Bear with each other and forgive one another if any of you has a grievance against someone. Forgive as the Lord forgave you. — Colossians 3:13 (NIV)
Accept the fact that some things are out of your hands
Sometimes anger stems from frustration and feeling out of control. You need to acknowledge and accept the fact that you can’t control everything. Some things are completely out of your hands. Yes, it leaves you feeling helpless, frustrated, and maybe hopeless. But if you go through life expecting to control everything, you might just go through life angry and frustrated when you can’t. It’s okay to feel frustrated but remind yourself that you need to trust God’s plan and God’s timing, because He’s got everything under control.
Many are the plans in a person’s heart, but it is the Lord’s purpose that prevails. — Proverbs 19:21 (NIV)

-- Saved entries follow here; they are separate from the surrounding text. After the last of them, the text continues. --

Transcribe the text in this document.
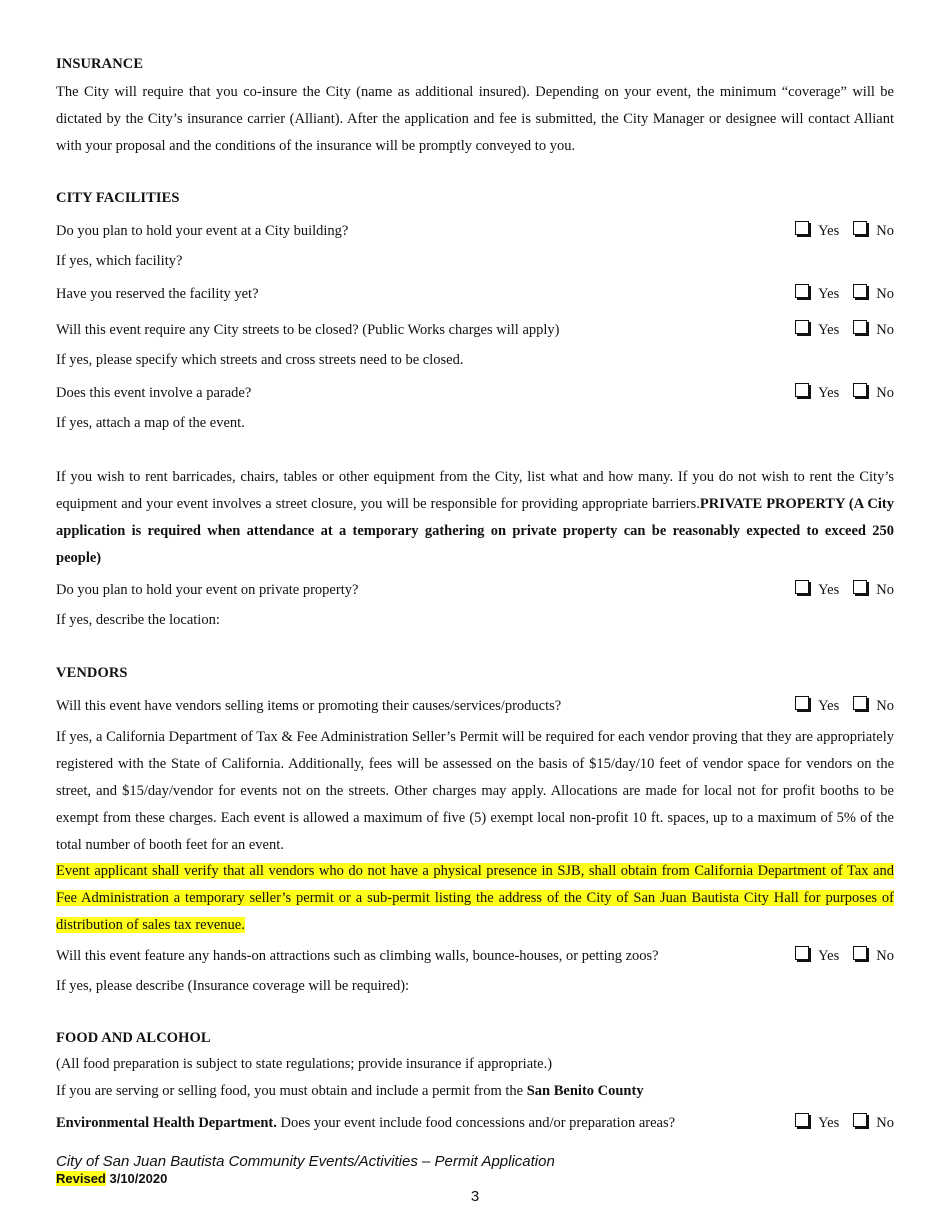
INSURANCE
The City will require that you co-insure the City (name as additional insured). Depending on your event, the minimum “coverage” will be dictated by the City’s insurance carrier (Alliant). After the application and fee is submitted, the City Manager or designee will contact Alliant with your proposal and the conditions of the insurance will be promptly conveyed to you.
CITY FACILITIES
Do you plan to hold your event at a City building?	Yes	No
If yes, which facility?
Have you reserved the facility yet?	Yes	No
Will this event require any City streets to be closed? (Public Works charges will apply)	Yes	No
If yes, please specify which streets and cross streets need to be closed.
Does this event involve a parade?	Yes	No
If yes, attach a map of the event.
If you wish to rent barricades, chairs, tables or other equipment from the City, list what and how many. If you do not wish to rent the City’s equipment and your event involves a street closure, you will be responsible for providing appropriate barriers.PRIVATE PROPERTY (A City application is required when attendance at a temporary gathering on private property can be reasonably expected to exceed 250 people)
Do you plan to hold your event on private property?	Yes	No
If yes, describe the location:
VENDORS
Will this event have vendors selling items or promoting their causes/services/products?	Yes	No
If yes, a California Department of Tax & Fee Administration Seller’s Permit will be required for each vendor proving that they are appropriately registered with the State of California. Additionally, fees will be assessed on the basis of $15/day/10 feet of vendor space for vendors on the street, and $15/day/vendor for events not on the streets. Other charges may apply. Allocations are made for local not for profit booths to be exempt from these charges. Each event is allowed a maximum of five (5) exempt local non-profit 10 ft. spaces, up to a maximum of 5% of the total number of booth feet for an event.
Event applicant shall verify that all vendors who do not have a physical presence in SJB, shall obtain from California Department of Tax and Fee Administration a temporary seller’s permit or a sub-permit listing the address of the City of San Juan Bautista City Hall for purposes of distribution of sales tax revenue.
Will this event feature any hands-on attractions such as climbing walls, bounce-houses, or petting zoos?	Yes	No
If yes, please describe (Insurance coverage will be required):
FOOD AND ALCOHOL
(All food preparation is subject to state regulations; provide insurance if appropriate.)
If you are serving or selling food, you must obtain and include a permit from the San Benito County
Environmental Health Department. Does your event include food concessions and/or preparation areas?	Yes	No
City of San Juan Bautista Community Events/Activities – Permit Application
Revised 3/10/2020
3
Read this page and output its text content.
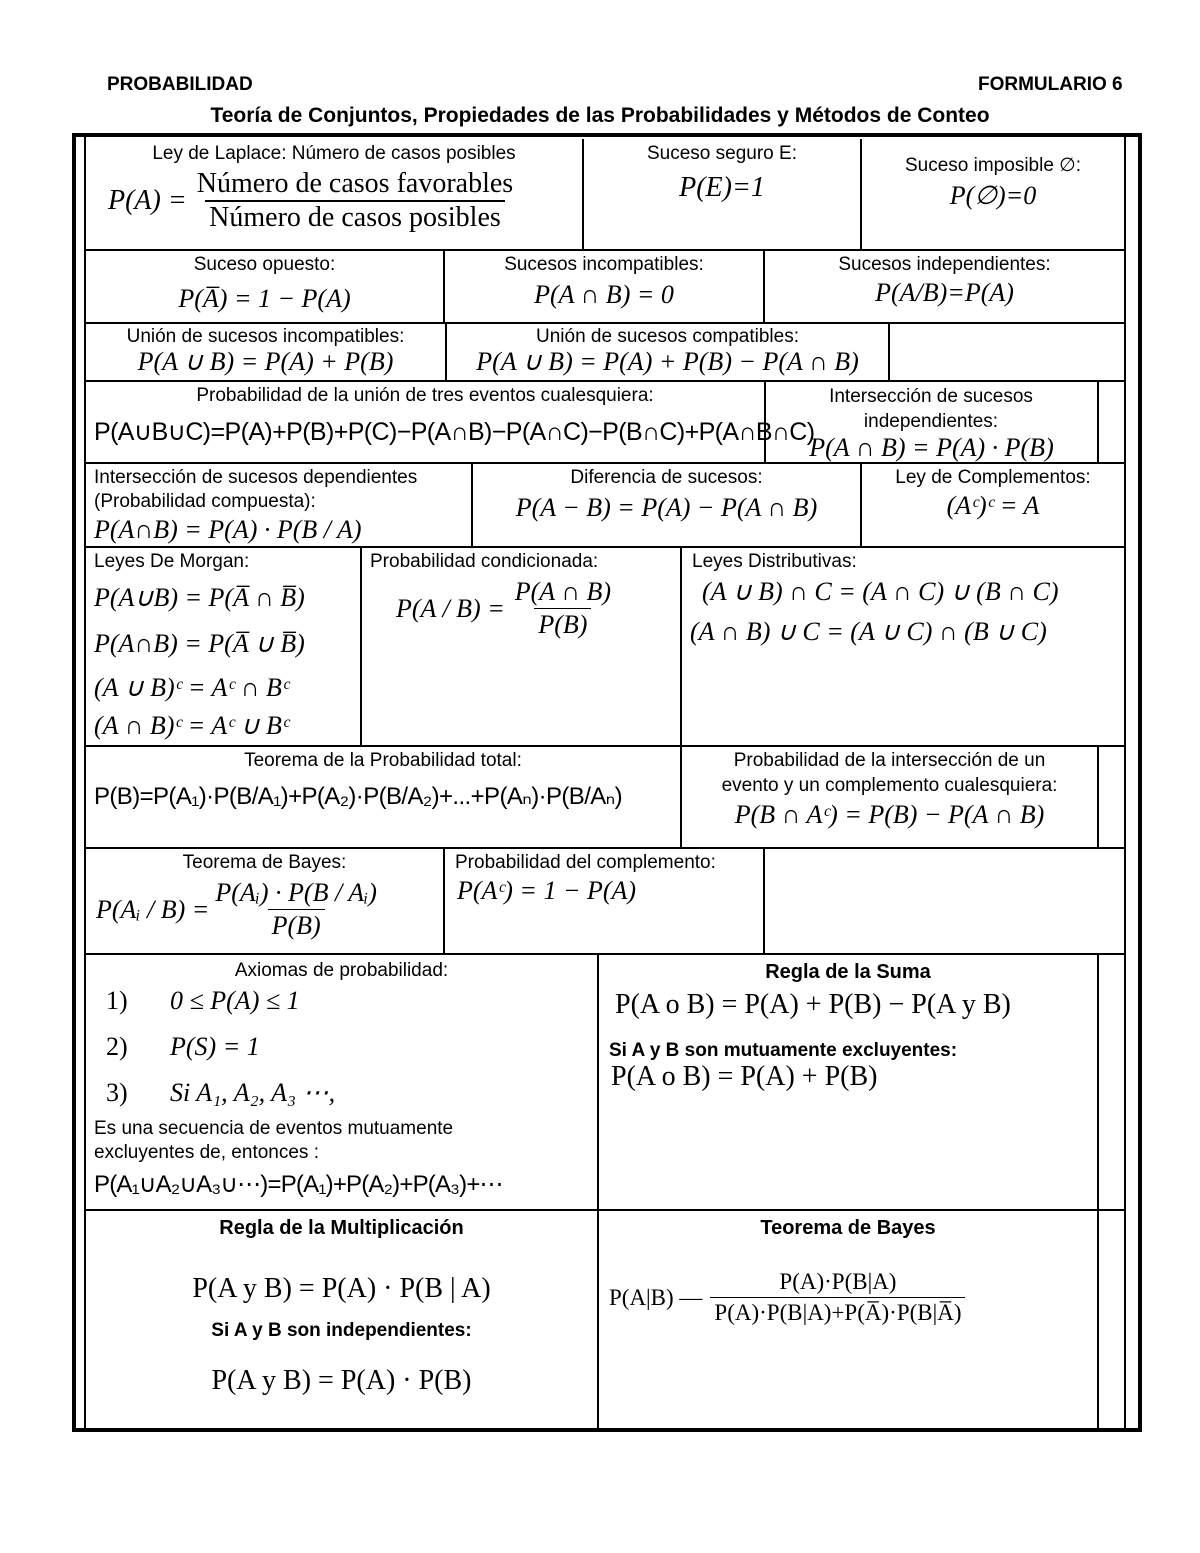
PROBABILIDAD	FORMULARIO 6
Teoría de Conjuntos, Propiedades de las Probabilidades y Métodos de Conteo
Ley de Laplace: Número de casos posibles
$P(A) = \frac{\text{Número de casos favorables}}{\text{Número de casos posibles}}$
Suceso seguro E:
P(E)=1
Suceso imposible ∅:
P(∅)=0
Suceso opuesto:
P(A̅) = 1 − P(A)
Sucesos incompatibles:
P(A ∩ B) = 0
Sucesos independientes:
P(A/B)=P(A)
Unión de sucesos incompatibles:
P(A ∪ B) = P(A) + P(B)
Unión de sucesos compatibles:
P(A ∪ B) = P(A) + P(B) − P(A ∩ B)
Probabilidad de la unión de tres eventos cualesquiera:
P(A∪B∪C)=P(A)+P(B)+P(C)−P(A∩B)−P(A∩C)−P(B∩C)+P(A∩B∩C)
Intersección de sucesos independientes:
P(A ∩ B) = P(A) · P(B)
Intersección de sucesos dependientes
(Probabilidad compuesta):
P(A∩B) = P(A) · P(B / A)
Diferencia de sucesos:
P(A − B) = P(A) − P(A ∩ B)
Ley de Complementos:
(Aᶜ)ᶜ = A
Leyes De Morgan:
P(A∪B) = P(A̅ ∩ B̅)
P(A∩B) = P(A̅ ∪ B̅)
(A ∪ B)ᶜ = Aᶜ ∩ Bᶜ
(A ∩ B)ᶜ = Aᶜ ∪ Bᶜ
Probabilidad condicionada:
$P(A / B) = \frac{P(A \cap B)}{P(B)}$
Leyes Distributivas:
(A ∪ B) ∩ C = (A ∩ C) ∪ (B ∩ C)
(A ∩ B) ∪ C = (A ∪ C) ∩ (B ∪ C)
Teorema de la Probabilidad total:
P(B)=P(A₁)·P(B/A₁)+P(A₂)·P(B/A₂)+...+P(Aₙ)·P(B/Aₙ)
Probabilidad de la intersección de un
evento y un complemento cualesquiera:
P(B ∩ Aᶜ) = P(B) − P(A ∩ B)
Teorema de Bayes:
P(Aᵢ / $B) = \frac{\text{P(Aᵢ) · P(B / Aᵢ)}}{P(B)}$
Probabilidad del complemento:
P(Aᶜ) = 1 − P(A)
Axiomas de probabilidad:
1) 0 ≤ P(A) ≤ 1
2) P(S) = 1
3) Si A₁, A₂, A₃ ⋯,
Es una secuencia de eventos mutuamente
excluyentes de, entonces :
P(A₁∪A₂∪A₃∪⋯)=P(A₁)+P(A₂)+P(A₃)+⋯
Regla de la Suma
P(A o B) = P(A) + P(B) − P(A y B)
Si A y B son mutuamente excluyentes:
P(A o B) = P(A) + P(B)
Regla de la Multiplicación
P(A y B) = P(A) · P(B | A)
Si A y B son independientes:
P(A y B) = P(A) · P(B)
Teorema de Bayes
P(A|B) — $\frac{P(A)\cdot P(B|A)}{P(A)\cdot P(B|A)+P(A̅)\cdot P(B|A̅)}$
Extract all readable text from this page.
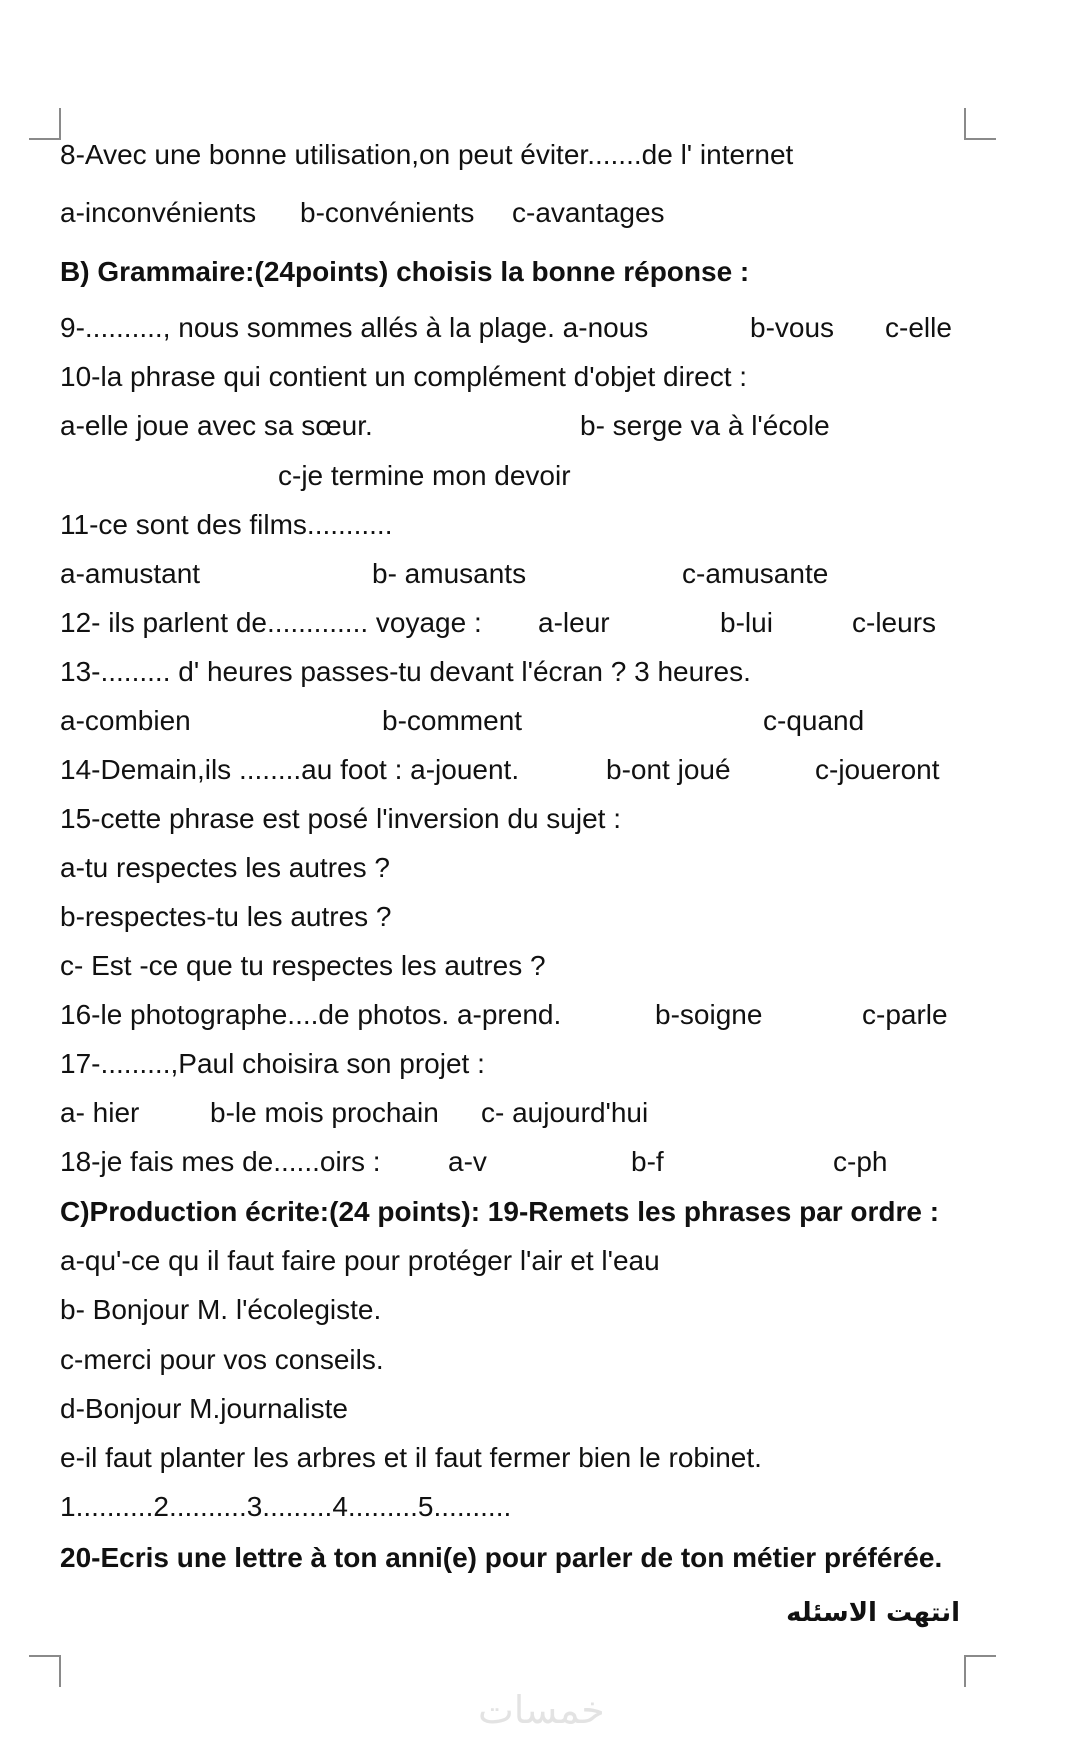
8-Avec une bonne utilisation,on peut éviter.......de l' internet
a-inconvénients b-convénients c-avantages
B) Grammaire:(24points) choisis la bonne réponse :
9-.........., nous sommes allés à la plage. a-nous	b-vous c-elle
10-la phrase qui contient un complément d'objet direct :
a-elle joue avec sa sœur.	b- serge va à l'école
c-je termine mon devoir
11-ce sont des films...........
a-amustant	b- amusants	c-amusante
12- ils parlent de............. voyage : a-leur	b-lui	c-leurs
13-......... d' heures passes-tu devant l'écran ? 3 heures.
a-combien	b-comment	c-quand
14-Demain,ils ........au foot : a-jouent.	b-ont joué	c-joueront
15-cette phrase est posé l'inversion du sujet :
a-tu respectes les autres ?
b-respectes-tu les autres ?
c- Est -ce que tu respectes les autres ?
16-le photographe....de photos. a-prend.	b-soigne	c-parle
17-.........,Paul choisira son projet :
a- hier	b-le mois prochain c- aujourd'hui
18-je fais mes de......oirs : a-v	b-f	c-ph
C)Production écrite:(24 points): 19-Remets les phrases par ordre :
a-qu'-ce qu il faut faire pour protéger l'air et l'eau
b- Bonjour M. l'écolegiste.
c-merci pour vos conseils.
d-Bonjour M.journaliste
e-il faut planter les arbres et il faut fermer bien le robinet.
1..........2..........3.........4.........5..........
20-Ecris une lettre à ton anni(e) pour parler de ton métier préférée.
انتهت الاسئله
خمسات
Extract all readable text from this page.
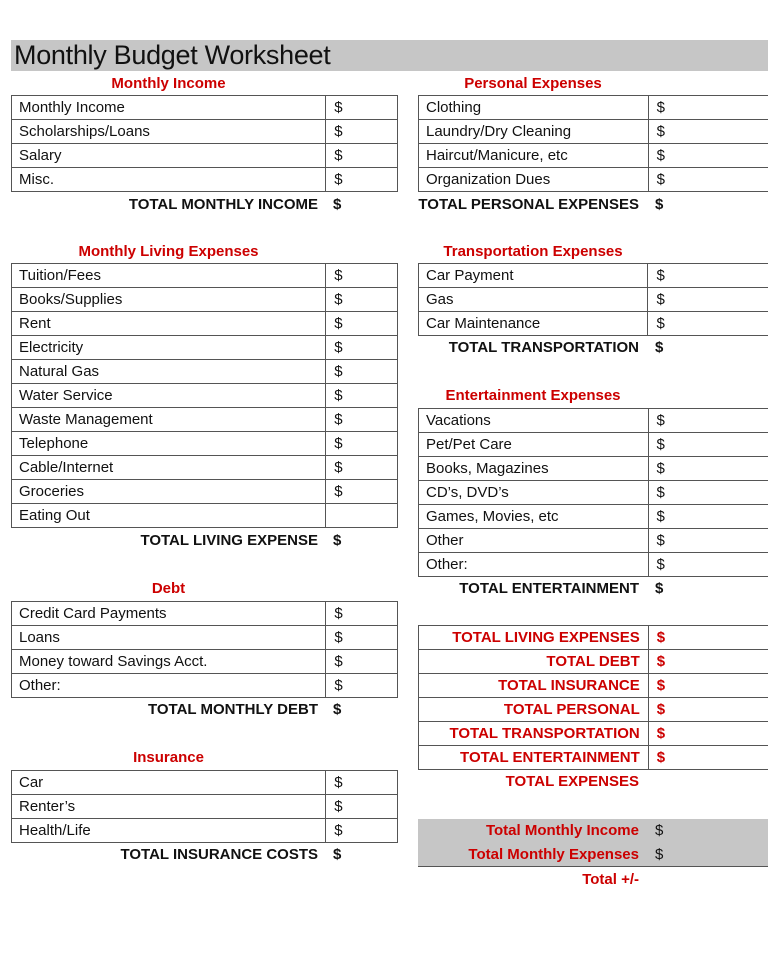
Monthly Budget Worksheet
Monthly Income
Monthly Income	$
Scholarships/Loans	$
Salary	$
Misc.	$
TOTAL MONTHLY INCOME $
Monthly Living Expenses
Tuition/Fees	$
Books/Supplies	$
Rent	$
Electricity	$
Natural Gas	$
Water Service	$
Waste Management	$
Telephone	$
Cable/Internet	$
Groceries	$
Eating Out	
TOTAL LIVING EXPENSE $
Debt
Credit Card Payments	$
Loans	$
Money toward Savings Acct.	$
Other:	$
TOTAL MONTHLY DEBT $
Insurance
Car	$
Renter’s	$
Health/Life	$
TOTAL INSURANCE COSTS $
Personal Expenses
Clothing	$
Laundry/Dry Cleaning	$
Haircut/Manicure, etc	$
Organization Dues	$
TOTAL PERSONAL EXPENSES $
Transportation Expenses
Car Payment	$
Gas	$
Car Maintenance	$
TOTAL TRANSPORTATION $
Entertainment Expenses
Vacations	$
Pet/Pet Care	$
Books, Magazines	$
CD’s, DVD’s	$
Games, Movies, etc	$
Other	$
Other:	$
TOTAL ENTERTAINMENT $
TOTAL LIVING EXPENSES	$
TOTAL DEBT	$
TOTAL INSURANCE	$
TOTAL PERSONAL	$
TOTAL TRANSPORTATION	$
TOTAL ENTERTAINMENT	$
TOTAL EXPENSES
Total Monthly Income $
Total Monthly Expenses $
Total +/-
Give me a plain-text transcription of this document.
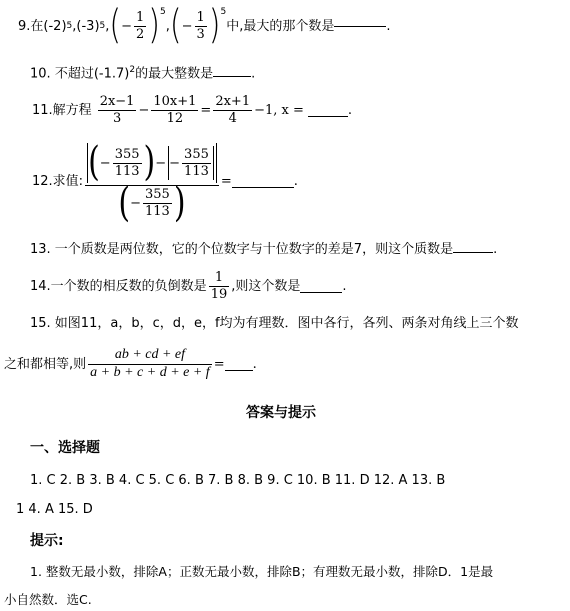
9. 在 (-2) 5 , (-3) 5 , ( − $\frac{1}{2}$ ) 5
, ( − $\frac{1}{3}$ ) 5
中,最大的那个数是	.
10. 不超过$(-1.7)^2$的最大整数是	.
11.解方程 $\frac{2x-1}{3} - \frac{10x+1}{12} = \frac{2x+1}{4} -1$, x =	.
12.求值: ( − $\frac{355}{113}$ ) − − $\frac{355}{113}$
( − $\frac{355}{113}$ )	=	.
13. 一个质数是两位数，它的个位数字与十位数字的差是7，则这个质数是	.
14.一个数的相反数的负倒数是 $\frac{1}{19}$ ,则这个数是	.
15. 如图11，a，b，c，d，e，f均为有理数．图中各行，各列、两条对角线上三个数
之和都相等,则 $\frac{ab + cd + ef}{a + b + c + d + e + f}$ = .
答案与提示
一、选择题
1. C 2. B 3. B 4. C 5. C 6. B 7. B 8. B 9. C 10. B 11. D 12. A 13. B
1 4. A 15. D
提示:
1. 整数无最小数，排除A；正数无最小数，排除B；有理数无最小数，排除D．1是最
小自然数．选C.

Recognise that self-control a fruit of the Holy Spirit
But the fruit of the Spirit is love, joy, peace, forbearance, kindness, goodness, faithfulness, gentleness and self-control. Against such things there is no law. — Galatians 5:22–23 (NIV)
The Holy Spirit produces these characteristics for Christians. Both these verses refer to self-control and self-discipline. When we get angry, we lose control and allow anger to take over. With a bit of self-control, we can acknowledge the fact that we’re angry, stop ourselves from acting in sin, and move on.
For the Spirit God gave us does not make us timid, but gives us power, love and self-discipline. — 2 Timothy 1:7 (NIV)
The Bible tells us to control our anger
The Bible says we should refrain from anger, and since it’s the word of God (2 Timothy 3:16), we should listen.
Refrain from anger and turn from wrath; do not fret — it leads only to evil. — Psalm 37:8 (NIV)
We’re also advised not to act on our anger against other people, and leave vengeance to God.
But now you must also rid yourselves of all such things as these: anger, rage, malice, slander, and filthy language from your lips. — Colossians 3:8 (NIV)
Do not take revenge, my dear friends, but leave room for God’s wrath, for it is written: “It is mine to avenge; I will repay,” says the Lord. — Romans 12:19 (NIV)
Do you find yourself getting angrier than you should at times? What do you find helps you manage your anger?